JPMorgan menggambarkan pandangannya saat ini sebagai “menunggu dan melihat” dan “lebih tinggi untuk lebih lama.” Inflasi telah moderat menjadi 2,4%, di atas target 2% Fed, sementara pasar tenaga kerja tetap dalam pola rendah-pekerjaan, rendah-pemecatan. Ketua Fed yang baru, Kevin Warsh, akan mengambil alih pada bulan Mei, dan gaya komunikasi serta sinyal kebijakannya akan membentuk bagaimana pasar obligasi merespons harga minyak yang tinggi.
Investor tetap pada pendapatan tetap sudah mulai menyesuaikan. Kurva imbal hasil yang datar dan meningkatnya tingkat inflasi breakeven menunjukkan bahwa pasar obligasi sedang menghargakan periode suku bunga yang lebih tinggi lebih lama, meskipun Fed berusaha mempertahankan sikap pelonggaran yang bertahap. Pelepasan cadangan minyak strategis telah menawarkan sedikit bantuan jangka pendek pada harga minyak, tetapi tidak menyelesaikan kekhawatiran pasokan yang mendasar.
Pasar ekuitas telah menyerap beberapa putaran penjualan pada Maret 2026. Pola pelarian ke kualitas, uang yang bergerak ke dalam Treasury, emas, dan ekuitas kas, mencerminkan periode risiko yang sebelumnya, termasuk volatilitas tarif 2025. Tinggi intraday VIX mendekati 28 hingga 35 awal Maret mendahului penutupan Jumat, menunjukkan lonjakan yang terbangun seiring waktu daripada muncul secara terpisah.

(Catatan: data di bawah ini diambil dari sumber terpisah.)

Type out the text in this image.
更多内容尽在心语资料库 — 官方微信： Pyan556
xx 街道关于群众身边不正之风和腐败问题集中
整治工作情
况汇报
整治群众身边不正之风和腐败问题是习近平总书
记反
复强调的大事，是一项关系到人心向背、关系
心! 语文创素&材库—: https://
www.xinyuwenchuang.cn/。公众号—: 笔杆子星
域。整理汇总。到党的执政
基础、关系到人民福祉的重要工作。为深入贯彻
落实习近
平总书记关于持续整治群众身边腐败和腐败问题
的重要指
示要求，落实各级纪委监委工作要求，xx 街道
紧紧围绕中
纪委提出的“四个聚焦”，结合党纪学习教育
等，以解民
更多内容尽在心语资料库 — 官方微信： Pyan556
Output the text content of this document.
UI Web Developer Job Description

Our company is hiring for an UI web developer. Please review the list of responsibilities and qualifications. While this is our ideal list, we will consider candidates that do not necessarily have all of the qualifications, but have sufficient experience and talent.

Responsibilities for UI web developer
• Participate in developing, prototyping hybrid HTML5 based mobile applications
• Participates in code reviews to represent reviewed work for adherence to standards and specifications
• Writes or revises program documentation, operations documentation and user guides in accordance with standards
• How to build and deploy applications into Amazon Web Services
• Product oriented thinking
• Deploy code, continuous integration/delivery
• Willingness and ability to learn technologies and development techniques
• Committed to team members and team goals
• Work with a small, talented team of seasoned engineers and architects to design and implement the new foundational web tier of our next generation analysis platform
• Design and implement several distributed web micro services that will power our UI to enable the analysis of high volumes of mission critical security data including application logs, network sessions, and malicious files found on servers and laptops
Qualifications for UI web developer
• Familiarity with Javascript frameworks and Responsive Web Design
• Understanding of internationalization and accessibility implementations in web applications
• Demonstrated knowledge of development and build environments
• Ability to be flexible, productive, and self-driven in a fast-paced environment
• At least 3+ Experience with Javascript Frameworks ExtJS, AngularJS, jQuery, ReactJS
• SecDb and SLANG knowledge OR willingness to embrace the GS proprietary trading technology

Secara historis, lonjakan VIX di atas 30 bersifat sementara ketika peristiwa pemicu terselesaikan dengan cepat. Jika pembicaraan diplomatik AS-Iran maju atau lalu lintas Hormuz normal kembali, volatilitas bisa menyusut tajam. Jika gangguan berlanjut hingga Q2, proyeksi pertumbuhan untuk 2026 menghadapi revisi ke bawah, dan suku bunga yang lebih tinggi untuk lebih lama menjadi kasus dasar daripada risiko ekor.
Investor memantau data aliran minyak, komunikasi Federal Reserve, dan perkembangan apa pun terkait jadwal pembukaan kembali Hormuz. Logam mulia dan lindung nilai volatilitas tetap diminati selama pertanyaan-pertanyaan tersebut tetap terbuka.